There is no legislative provision for unlawful dismissal on the grounds of sexual orientation, a protection extended to other potentially vulnerable individuals. This despite the Equality Opportunities Commission’s support for such legislation. There is also increasing public support.
The Government’s reluctance to afford gay people the same rights and protections as other citizens and residents has recently been in the news. A lesbian employed in the city was denied the right of a spousal visa for her wife, whom she had married overseas. The courts have ruled against the Government.
Whether the Government’s reluctance to act on gay issues is driven by religious views and prejudices, a misreading of the public mood, a decision that there are other and more pressing priorities, or concerns about anti-gay lobbyists is unclear.
In respect of the last, the anti-gay activists – The Family School SODO Concern Group, Parents for the Family Association, Overturning LGBT Agenda and Next Generation Orientation – are both weak and eccentric.
Their ability to deploy no more than 20 people at a demonstration suggests they have around six active members in each of the above groups.
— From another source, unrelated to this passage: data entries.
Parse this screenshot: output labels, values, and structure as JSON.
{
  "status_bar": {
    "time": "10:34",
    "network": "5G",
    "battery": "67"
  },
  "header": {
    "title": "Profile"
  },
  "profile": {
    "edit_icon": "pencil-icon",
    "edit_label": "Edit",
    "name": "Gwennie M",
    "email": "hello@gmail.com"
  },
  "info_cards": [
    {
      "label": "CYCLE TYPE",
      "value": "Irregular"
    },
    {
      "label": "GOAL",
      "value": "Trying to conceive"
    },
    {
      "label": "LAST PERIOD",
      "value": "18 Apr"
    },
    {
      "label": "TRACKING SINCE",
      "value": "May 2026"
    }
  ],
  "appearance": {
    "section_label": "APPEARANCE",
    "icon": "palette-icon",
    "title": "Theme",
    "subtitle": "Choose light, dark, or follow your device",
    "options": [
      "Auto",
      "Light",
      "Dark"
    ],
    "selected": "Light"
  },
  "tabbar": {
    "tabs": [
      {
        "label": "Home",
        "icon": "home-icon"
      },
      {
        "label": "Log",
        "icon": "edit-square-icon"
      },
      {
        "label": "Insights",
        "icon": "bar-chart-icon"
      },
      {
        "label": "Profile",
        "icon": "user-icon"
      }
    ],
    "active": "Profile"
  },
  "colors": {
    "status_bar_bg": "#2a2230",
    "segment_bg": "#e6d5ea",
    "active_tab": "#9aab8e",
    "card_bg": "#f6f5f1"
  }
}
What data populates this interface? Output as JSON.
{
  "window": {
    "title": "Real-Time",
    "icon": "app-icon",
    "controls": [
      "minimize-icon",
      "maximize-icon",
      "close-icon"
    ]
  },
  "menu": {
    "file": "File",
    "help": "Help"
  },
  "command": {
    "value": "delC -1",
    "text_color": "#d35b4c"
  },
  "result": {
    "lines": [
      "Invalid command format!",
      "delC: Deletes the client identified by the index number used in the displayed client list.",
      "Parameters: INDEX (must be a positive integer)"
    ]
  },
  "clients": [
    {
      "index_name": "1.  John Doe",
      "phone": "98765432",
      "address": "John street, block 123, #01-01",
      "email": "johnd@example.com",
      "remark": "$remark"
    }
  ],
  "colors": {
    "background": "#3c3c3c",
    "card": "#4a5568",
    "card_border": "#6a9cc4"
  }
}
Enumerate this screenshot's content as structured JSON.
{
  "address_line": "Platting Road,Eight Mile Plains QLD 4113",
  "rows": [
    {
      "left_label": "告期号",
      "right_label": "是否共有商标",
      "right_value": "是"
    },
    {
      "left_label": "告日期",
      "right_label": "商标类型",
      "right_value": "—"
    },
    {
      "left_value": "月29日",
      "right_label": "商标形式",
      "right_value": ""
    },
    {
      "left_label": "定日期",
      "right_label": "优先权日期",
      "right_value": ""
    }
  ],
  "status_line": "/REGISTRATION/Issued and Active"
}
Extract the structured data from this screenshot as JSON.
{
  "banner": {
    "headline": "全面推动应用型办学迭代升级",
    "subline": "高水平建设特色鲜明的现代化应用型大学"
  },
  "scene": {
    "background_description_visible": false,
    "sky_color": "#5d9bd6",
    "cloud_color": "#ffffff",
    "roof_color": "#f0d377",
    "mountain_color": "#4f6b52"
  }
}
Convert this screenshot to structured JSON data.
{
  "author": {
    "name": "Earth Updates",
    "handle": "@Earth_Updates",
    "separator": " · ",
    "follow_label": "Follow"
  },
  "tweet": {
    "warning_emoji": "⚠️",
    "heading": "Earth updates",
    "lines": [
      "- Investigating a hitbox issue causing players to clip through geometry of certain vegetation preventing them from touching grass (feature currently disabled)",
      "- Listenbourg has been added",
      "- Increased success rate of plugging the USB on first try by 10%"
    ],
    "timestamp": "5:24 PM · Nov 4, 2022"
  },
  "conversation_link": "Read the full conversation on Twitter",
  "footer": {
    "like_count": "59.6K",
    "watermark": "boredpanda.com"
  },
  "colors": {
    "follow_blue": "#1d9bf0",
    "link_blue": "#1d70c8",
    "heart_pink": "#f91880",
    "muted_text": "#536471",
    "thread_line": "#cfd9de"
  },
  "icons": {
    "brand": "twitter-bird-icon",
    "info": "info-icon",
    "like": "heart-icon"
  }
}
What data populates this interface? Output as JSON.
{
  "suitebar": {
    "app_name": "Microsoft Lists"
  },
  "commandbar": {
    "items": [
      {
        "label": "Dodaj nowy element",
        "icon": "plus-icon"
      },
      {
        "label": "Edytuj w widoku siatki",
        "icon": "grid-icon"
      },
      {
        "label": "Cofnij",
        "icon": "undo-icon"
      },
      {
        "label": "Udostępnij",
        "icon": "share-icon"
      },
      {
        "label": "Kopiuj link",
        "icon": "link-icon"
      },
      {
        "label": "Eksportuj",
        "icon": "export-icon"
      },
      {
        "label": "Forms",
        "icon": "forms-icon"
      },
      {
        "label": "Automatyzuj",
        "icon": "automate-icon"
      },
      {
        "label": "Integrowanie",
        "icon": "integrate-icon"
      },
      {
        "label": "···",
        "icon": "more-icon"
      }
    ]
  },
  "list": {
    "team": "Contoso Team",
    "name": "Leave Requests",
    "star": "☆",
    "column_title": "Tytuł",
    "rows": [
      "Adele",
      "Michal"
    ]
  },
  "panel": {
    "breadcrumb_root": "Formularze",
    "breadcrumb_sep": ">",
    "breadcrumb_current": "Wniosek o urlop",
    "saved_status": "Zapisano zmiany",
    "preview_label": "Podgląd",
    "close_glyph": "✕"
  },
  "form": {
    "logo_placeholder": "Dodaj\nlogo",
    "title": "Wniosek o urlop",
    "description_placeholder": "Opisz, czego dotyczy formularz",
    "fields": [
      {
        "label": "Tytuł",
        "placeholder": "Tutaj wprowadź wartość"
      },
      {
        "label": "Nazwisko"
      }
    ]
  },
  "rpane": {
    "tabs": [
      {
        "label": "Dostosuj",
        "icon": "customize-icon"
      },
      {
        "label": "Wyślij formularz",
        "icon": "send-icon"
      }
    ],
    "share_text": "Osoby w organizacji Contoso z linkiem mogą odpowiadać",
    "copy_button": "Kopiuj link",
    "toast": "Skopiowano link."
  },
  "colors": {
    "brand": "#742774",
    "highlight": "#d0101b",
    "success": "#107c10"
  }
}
And their insistence against all evidence that being gay is a lifestyle choice, similar to opting for a hike rather than splurging on a spa, is simply bizarre.
They are, however, entitled to express their views however silly they may be, provided they do not encroach on the liberties and rights of others.
In summary, it is clear there is no coherent opposition to an extension of gay rights.
But there is support among major employers and voluntary associations. It is time for the Government to take some baby steps. If gay marriage is a giant leap for cautious bureaucrats, then they could usefully start with legal protections against improper dismissal.